En revanche, sur le plan de l’illustration, l’arrêt ci-dessous reproduit, de la chambre criminelle, éclaire sur les difficultés que les questions de gestion d’argent posent, singulièrement via les comptes bancaires et pour des personnes âgées. Ces questions de gestion d'argent et de comptes en banque, civiles au premier plan, deviennent parfois pénales.

Les interdits pénaux protègent les crédules, les abusés et les faibles.

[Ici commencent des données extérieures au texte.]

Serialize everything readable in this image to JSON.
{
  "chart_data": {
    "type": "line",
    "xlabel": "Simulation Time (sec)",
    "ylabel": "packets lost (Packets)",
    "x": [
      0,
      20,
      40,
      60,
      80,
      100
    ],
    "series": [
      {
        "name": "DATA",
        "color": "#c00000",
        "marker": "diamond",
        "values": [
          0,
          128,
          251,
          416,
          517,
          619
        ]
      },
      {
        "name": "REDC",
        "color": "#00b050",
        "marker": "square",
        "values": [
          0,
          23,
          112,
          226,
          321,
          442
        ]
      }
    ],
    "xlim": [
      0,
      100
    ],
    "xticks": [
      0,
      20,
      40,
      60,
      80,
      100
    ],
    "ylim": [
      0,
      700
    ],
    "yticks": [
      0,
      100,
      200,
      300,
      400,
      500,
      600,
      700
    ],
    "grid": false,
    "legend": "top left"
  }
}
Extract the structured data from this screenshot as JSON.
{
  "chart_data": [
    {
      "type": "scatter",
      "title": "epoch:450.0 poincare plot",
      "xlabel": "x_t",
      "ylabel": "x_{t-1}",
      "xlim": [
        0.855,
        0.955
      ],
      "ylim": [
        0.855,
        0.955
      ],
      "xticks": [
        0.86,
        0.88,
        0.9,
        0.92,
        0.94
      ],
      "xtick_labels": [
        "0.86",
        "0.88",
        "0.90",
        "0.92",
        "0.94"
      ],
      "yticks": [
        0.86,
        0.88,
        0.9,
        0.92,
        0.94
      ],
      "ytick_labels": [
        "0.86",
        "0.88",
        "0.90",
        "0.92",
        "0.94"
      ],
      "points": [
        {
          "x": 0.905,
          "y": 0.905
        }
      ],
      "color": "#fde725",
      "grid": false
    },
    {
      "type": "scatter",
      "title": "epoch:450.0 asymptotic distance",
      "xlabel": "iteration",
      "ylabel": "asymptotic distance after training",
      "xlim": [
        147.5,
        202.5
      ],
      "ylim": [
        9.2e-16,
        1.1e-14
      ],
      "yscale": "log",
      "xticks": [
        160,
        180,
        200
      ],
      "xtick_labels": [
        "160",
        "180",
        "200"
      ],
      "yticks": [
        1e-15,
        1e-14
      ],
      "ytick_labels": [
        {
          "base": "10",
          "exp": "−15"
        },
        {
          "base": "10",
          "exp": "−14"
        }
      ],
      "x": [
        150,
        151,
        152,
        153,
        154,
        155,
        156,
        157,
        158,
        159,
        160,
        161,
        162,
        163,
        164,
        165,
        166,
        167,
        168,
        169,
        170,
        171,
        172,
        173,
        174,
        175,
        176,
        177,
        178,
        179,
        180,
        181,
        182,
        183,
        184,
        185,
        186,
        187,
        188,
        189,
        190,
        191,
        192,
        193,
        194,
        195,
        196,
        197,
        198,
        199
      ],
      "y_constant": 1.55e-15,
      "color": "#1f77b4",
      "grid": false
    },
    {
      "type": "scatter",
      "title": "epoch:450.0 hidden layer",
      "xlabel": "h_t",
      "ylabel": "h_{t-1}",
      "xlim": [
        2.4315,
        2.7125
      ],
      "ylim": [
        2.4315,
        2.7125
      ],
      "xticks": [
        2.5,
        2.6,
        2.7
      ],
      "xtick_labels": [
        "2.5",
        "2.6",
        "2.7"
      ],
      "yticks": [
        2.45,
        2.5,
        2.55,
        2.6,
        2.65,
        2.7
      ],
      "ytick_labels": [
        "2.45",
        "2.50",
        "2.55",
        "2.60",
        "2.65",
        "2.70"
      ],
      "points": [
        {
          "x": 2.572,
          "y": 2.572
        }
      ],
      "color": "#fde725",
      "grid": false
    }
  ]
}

Voyons en trois mots les trois situations, maladroitement confondues dans la vie courante ou dans la presse.

On ne peut tromper personnes, faible ou pas, avec des moyens spéciaux et faux : ce serait de l’escroquerie.

On ne peut détourner de leur emploi clairement attendu une ou des procurations bancaires : ce serait de l’abus de confiance, comme tout "détournement" de contrat.

On ne peut enfin abuser de la faiblesse d’une personne (malade, incapable, physiquement très affaiblie...) : ce serait le délit pénal d’abus de faiblesse si l'auteur des faits a conscience de cette faiblesse.

Dans ces trois cas, ces termes revêtent une signification pénale propre et précise, l'infraction est à chaque fois distincte.

L’escroquerie ne veut pas dire « se faire avoir », l’abus de confiance ne veut pas dire « mon partenaire a exagéré » et l’abus de faiblesse de la loi pénale conduit à une idée de la faiblesse très méticuleuse.

En l’espèce, les juges d’appel ont vu un peu vite (on dit, en droit, sans caractériser), d’une part un abus et, d’autre part, une faiblesse.

Sur l’abus, on peut estimer insuffisante cette motivation de la cour d’appel d’Agen : «qu’enfin, l’abus frauduleux consiste dans le fait de s’être, pour Marie-Josée X..., fait remettre une procuration et une carte de retrait d’espèces par sa mère pour en bénéficier… » ; nous ne voyons pas en quoi obtenir une procuration est frauduleux, sauf si des moyens frauduleux sont déployés… Le même raisonnement vaut pour la carte bancaire.

L’observation vaut d’autant plus que ces actes étaient faits par une mère au profit de sa fille. Si, dans chaque cas de ce type, il y a une fraude pénale… les juridictions vont être encombrées…

C’est cependant sur la faiblesse que la cour de cassation casse.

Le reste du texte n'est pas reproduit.